Confront: Every adult and ever child wants know what to do if cornered by an aggressive person and knowing what to do in a worse case scenario grants the confidence needed to use non-violent tactics.
However, facing the bully may be the only way to end the cycle of violence. This is a last resort but If you are cornered and can’t leave then it’s time to control the situation enough that you can evade or escape. If you can’t increase the distance then you must close the distance. This is what boxer’s do when they are tired or out classed. They clinch or grab the opponent in a body hold. This prevents punches and can give you a chance to consider your options.
Tactics: If you can’t deescalate the situation, and you’ve tried to evade it may be time to defend yourself. Knowing how to defend yourself gives you the confidence you need to use the verbal tactics. Avoidance first, verbal tactics to gain distance and disengage, and then knowing what to do in an emergency builds confidence.
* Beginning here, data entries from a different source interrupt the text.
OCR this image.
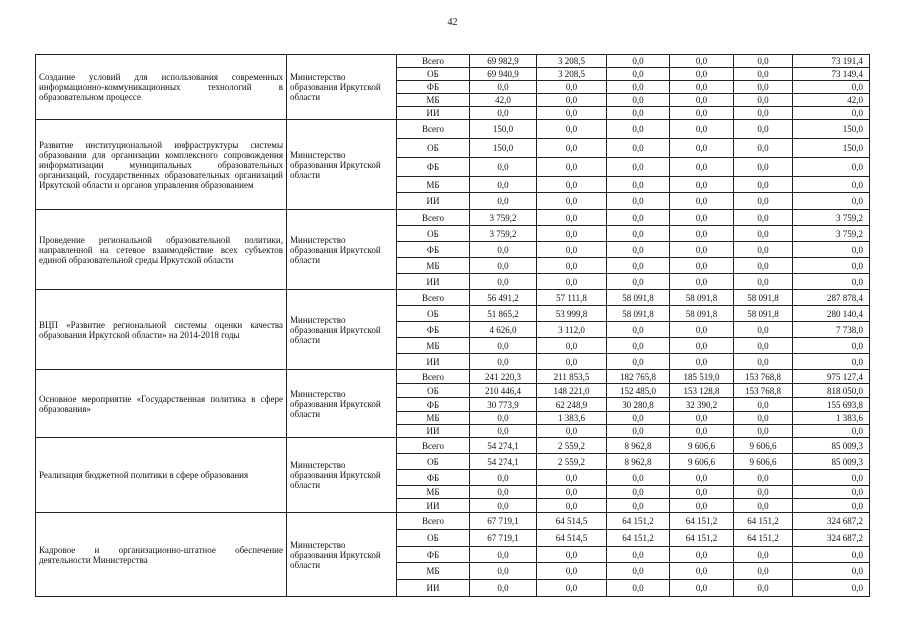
42
Создание условий для использования современных информационно-коммуникационных технологий в образовательном процессе	Министерство образования Иркутской области	Всего	69 982,9	3 208,5	0,0	0,0	0,0	73 191,4
		ОБ	69 940,9	3 208,5	0,0	0,0	0,0	73 149,4
		ФБ	0,0	0,0	0,0	0,0	0,0	0,0
		МБ	42,0	0,0	0,0	0,0	0,0	42,0
		ИИ	0,0	0,0	0,0	0,0	0,0	0,0
Развитие институциональной инфраструктуры системы образования для организации комплексного сопровождения информатизации муниципальных образовательных организаций, государственных образовательных организаций Иркутской области и органов управления образованием	Министерство образования Иркутской области	Всего	150,0	0,0	0,0	0,0	0,0	150,0
		ОБ	150,0	0,0	0,0	0,0	0,0	150,0
		ФБ	0,0	0,0	0,0	0,0	0,0	0,0
		МБ	0,0	0,0	0,0	0,0	0,0	0,0
		ИИ	0,0	0,0	0,0	0,0	0,0	0,0
Проведение региональной образовательной политики, направленной на сетевое взаимодействие всех субъектов единой образовательной среды Иркутской области	Министерство образования Иркутской области	Всего	3 759,2	0,0	0,0	0,0	0,0	3 759,2
		ОБ	3 759,2	0,0	0,0	0,0	0,0	3 759,2
		ФБ	0,0	0,0	0,0	0,0	0,0	0,0
		МБ	0,0	0,0	0,0	0,0	0,0	0,0
		ИИ	0,0	0,0	0,0	0,0	0,0	0,0
ВЦП «Развитие региональной системы оценки качества образования Иркутской области» на 2014-2018 годы	Министерство образования Иркутской области	Всего	56 491,2	57 111,8	58 091,8	58 091,8	58 091,8	287 878,4
		ОБ	51 865,2	53 999,8	58 091,8	58 091,8	58 091,8	280 140,4
		ФБ	4 626,0	3 112,0	0,0	0,0	0,0	7 738,0
		МБ	0,0	0,0	0,0	0,0	0,0	0,0
		ИИ	0,0	0,0	0,0	0,0	0,0	0,0
Основное мероприятие «Государственная политика в сфере образования»	Министерство образования Иркутской области	Всего	241 220,3	211 853,5	182 765,8	185 519,0	153 768,8	975 127,4
		ОБ	210 446,4	148 221,0	152 485,0	153 128,8	153 768,8	818 050,0
		ФБ	30 773,9	62 248,9	30 280,8	32 390,2	0,0	155 693,8
		МБ	0,0	1 383,6	0,0	0,0	0,0	1 383,6
		ИИ	0,0	0,0	0,0	0,0	0,0	0,0
Реализация бюджетной политики в сфере образования	Министерство образования Иркутской области	Всего	54 274,1	2 559,2	8 962,8	9 606,6	9 606,6	85 009,3
		ОБ	54 274,1	2 559,2	8 962,8	9 606,6	9 606,6	85 009,3
		ФБ	0,0	0,0	0,0	0,0	0,0	0,0
		МБ	0,0	0,0	0,0	0,0	0,0	0,0
		ИИ	0,0	0,0	0,0	0,0	0,0	0,0
Кадровое и организационно-штатное обеспечение деятельности Министерства	Министерство образования Иркутской области	Всего	67 719,1	64 514,5	64 151,2	64 151,2	64 151,2	324 687,2
		ОБ	67 719,1	64 514,5	64 151,2	64 151,2	64 151,2	324 687,2
		ФБ	0,0	0,0	0,0	0,0	0,0	0,0
		МБ	0,0	0,0	0,0	0,0	0,0	0,0
		ИИ	0,0	0,0	0,0	0,0	0,0	0,0
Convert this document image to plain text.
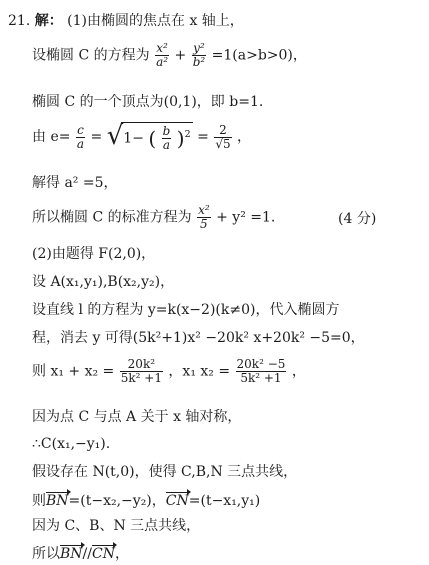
21. 解： (1)由椭圆的焦点在 x 轴上，
设椭圆 C 的方程为 $\frac{\text{x²}}{\text{a²}} + \frac{\text{y²}}{\text{b²}} =1(a>b>0)$，
椭圆 C 的一个顶点为(0,1)，即 b=1.
由 $e= \frac{c}{a} = √1-$ ( $\frac{b}{a} )^2 = \frac{2}{√5}$ ，
解得 a² =5，
所以椭圆 C 的标准方程为 $\frac{\text{x²}}{5} + y^2 =1$.	(4 分)
(2)由题得 F(2,0)，
设 A(x₁,y₁),B(x₂,y₂)，
设直线 l 的方程为 y=k(x−2)(k≠0)，代入椭圆方
程，消去 y 可得(5k²+1)x² −20k² x+20k² −5=0，
则 $x_1 + x_2 = \frac{\text{20k²}}{\text{5k² +1}}$ ，x₁ $x_2 = \frac{\text{20k² −5}}{\text{5k² +1}}$ ，
因为点 C 与点 A 关于 x 轴对称，
∴C(x₁,−y₁).
假设存在 N(t,0)，使得 C,B,N 三点共线，
则BN=(t−x₂,−y₂)，CN=(t−x₁,y₁)
因为 C、B、N 三点共线，
所以BN//CN，
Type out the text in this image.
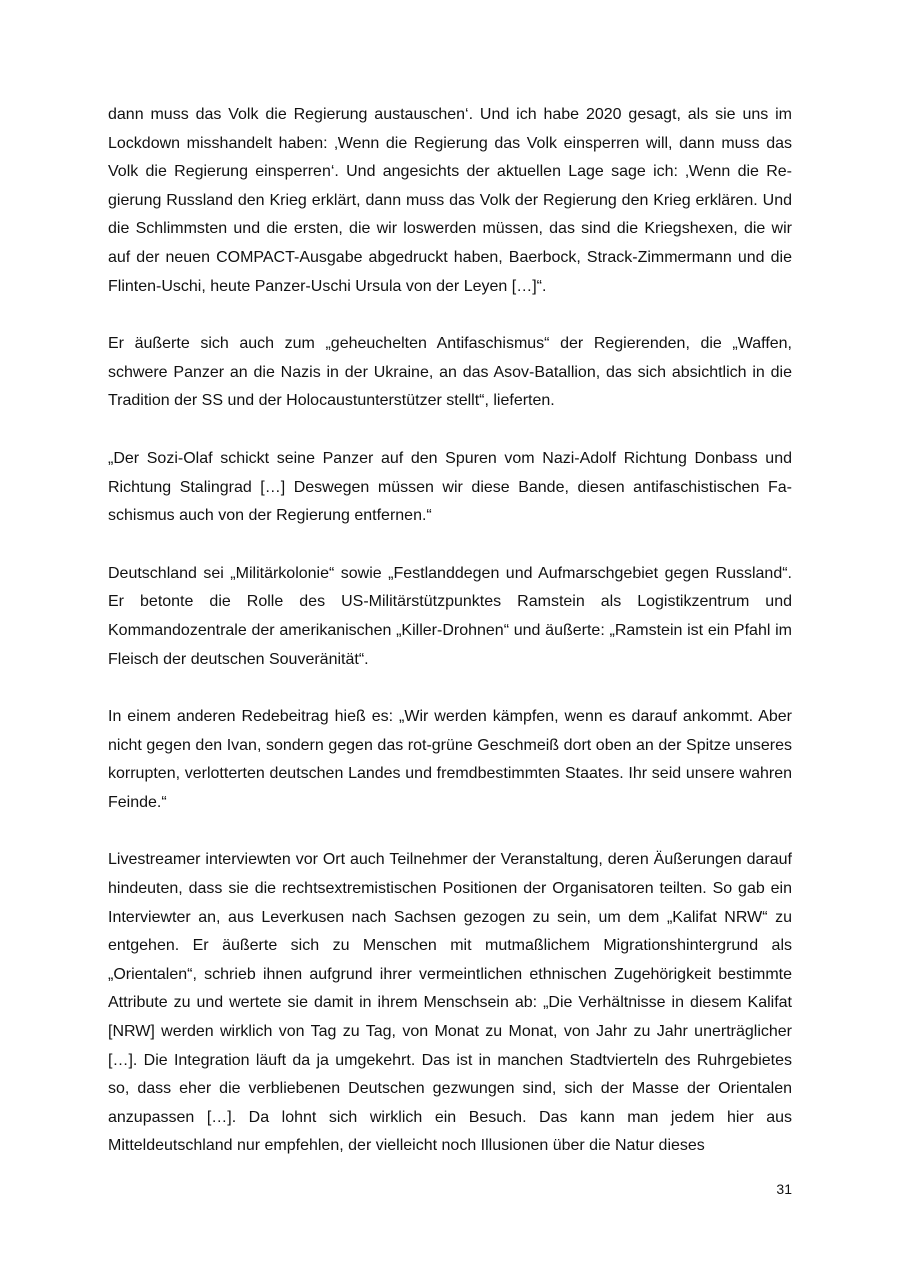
dann muss das Volk die Regierung austauschen‘. Und ich habe 2020 gesagt, als sie uns im Lockdown misshandelt haben: ‚Wenn die Regierung das Volk einsperren will, dann muss das Volk die Regierung einsperren‘. Und angesichts der aktuellen Lage sage ich: ‚Wenn die Regierung Russland den Krieg erklärt, dann muss das Volk der Regierung den Krieg erklären. Und die Schlimmsten und die ersten, die wir loswerden müssen, das sind die Kriegshexen, die wir auf der neuen COMPACT-Ausgabe abgedruckt haben, Baerbock, Strack-Zimmermann und die Flinten-Uschi, heute Panzer-Uschi Ursula von der Leyen […]“.

Er äußerte sich auch zum „geheuchelten Antifaschismus“ der Regierenden, die „Waffen, schwere Panzer an die Nazis in der Ukraine, an das Asov-Batallion, das sich absichtlich in die Tradition der SS und der Holocaustunterstützer stellt“, lieferten.

„Der Sozi-Olaf schickt seine Panzer auf den Spuren vom Nazi-Adolf Richtung Donbass und Richtung Stalingrad […] Deswegen müssen wir diese Bande, diesen antifaschistischen Faschismus auch von der Regierung entfernen.“

Deutschland sei „Militärkolonie“ sowie „Festlanddegen und Aufmarschgebiet gegen Russland“. Er betonte die Rolle des US-Militärstützpunktes Ramstein als Logistikzentrum und Kommandozentrale der amerikanischen „Killer-Drohnen“ und äußerte: „Ramstein ist ein Pfahl im Fleisch der deutschen Souveränität“.

In einem anderen Redebeitrag hieß es: „Wir werden kämpfen, wenn es darauf ankommt. Aber nicht gegen den Ivan, sondern gegen das rot-grüne Geschmeiß dort oben an der Spitze unseres korrupten, verlotterten deutschen Landes und fremdbestimmten Staates. Ihr seid unsere wahren Feinde.“

Livestreamer interviewten vor Ort auch Teilnehmer der Veranstaltung, deren Äußerungen darauf hindeuten, dass sie die rechtsextremistischen Positionen der Organisatoren teilten. So gab ein Interviewter an, aus Leverkusen nach Sachsen gezogen zu sein, um dem „Kalifat NRW“ zu entgehen. Er äußerte sich zu Menschen mit mutmaßlichem Migrationshintergrund als „Orientalen“, schrieb ihnen aufgrund ihrer vermeintlichen ethnischen Zugehörigkeit bestimmte Attribute zu und wertete sie damit in ihrem Menschsein ab: „Die Verhältnisse in diesem Kalifat [NRW] werden wirklich von Tag zu Tag, von Monat zu Monat, von Jahr zu Jahr unerträglicher […]. Die Integration läuft da ja umgekehrt. Das ist in manchen Stadtvierteln des Ruhrgebietes so, dass eher die verbliebenen Deutschen gezwungen sind, sich der Masse der Orientalen anzupassen […]. Da lohnt sich wirklich ein Besuch. Das kann man jedem hier aus Mitteldeutschland nur empfehlen, der vielleicht noch Illusionen über die Natur dieses

31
We don’t want to teach kids that striking is the first option especially to vital target areas like the eyes, throat and groin, some of the most effective for life or death emergency are likely overkill in a schoolyard confrontation. But a quick distraction slap followed by an effective tackle can bring a bigger opponent down and with proper positioning put you in place where you can wear down your opponent while avoiding any further damage. This is exactly what our little ninja did in his situation mentioned in my last post. It doesn’t always work out that you win but resisting demonstrates that you are not an easy target and reminds you that you don’t have to take it. This is an emergency and self-defense is often not an injury free activity. You have been pushed to the limit of your safety and you are taking the chance that by fighting back you will improve your chances of escaping that particular assault.
Consequences: Because chronic bullying is constant, retaliation can feed into a cycle of violence. Often children don’t just retaliate because they are scared and angry they seek revenge, lashing out with any advantage they can find and that includes ganging up on the bully or using weapons. Hurting another person is rarely the best way to solve a problem. You don’t improve people with your fists. You may prevail, pounding the bully into pudding and then face the wrath of a gang of his friends the next day. It’s better to address the problem early and create a community effort of parents, educators and other children that are aware of the problem and are working to defuse it.
The consequences of bullying and retaliation can be long lasting. We’ve seen this problem (click this link for statistics and more information about bullying) escalate into school shootings, suicides (some now use the term bullycide) and a lifetime of stress, fear, anxiety and feelings of inadequacy. The best lessons are the ones that empower the victim to take control, that lead to security and support so they may fight the problem not the bully. Our job is to do everything we can to prevent our playgrounds from becoming battlegrounds.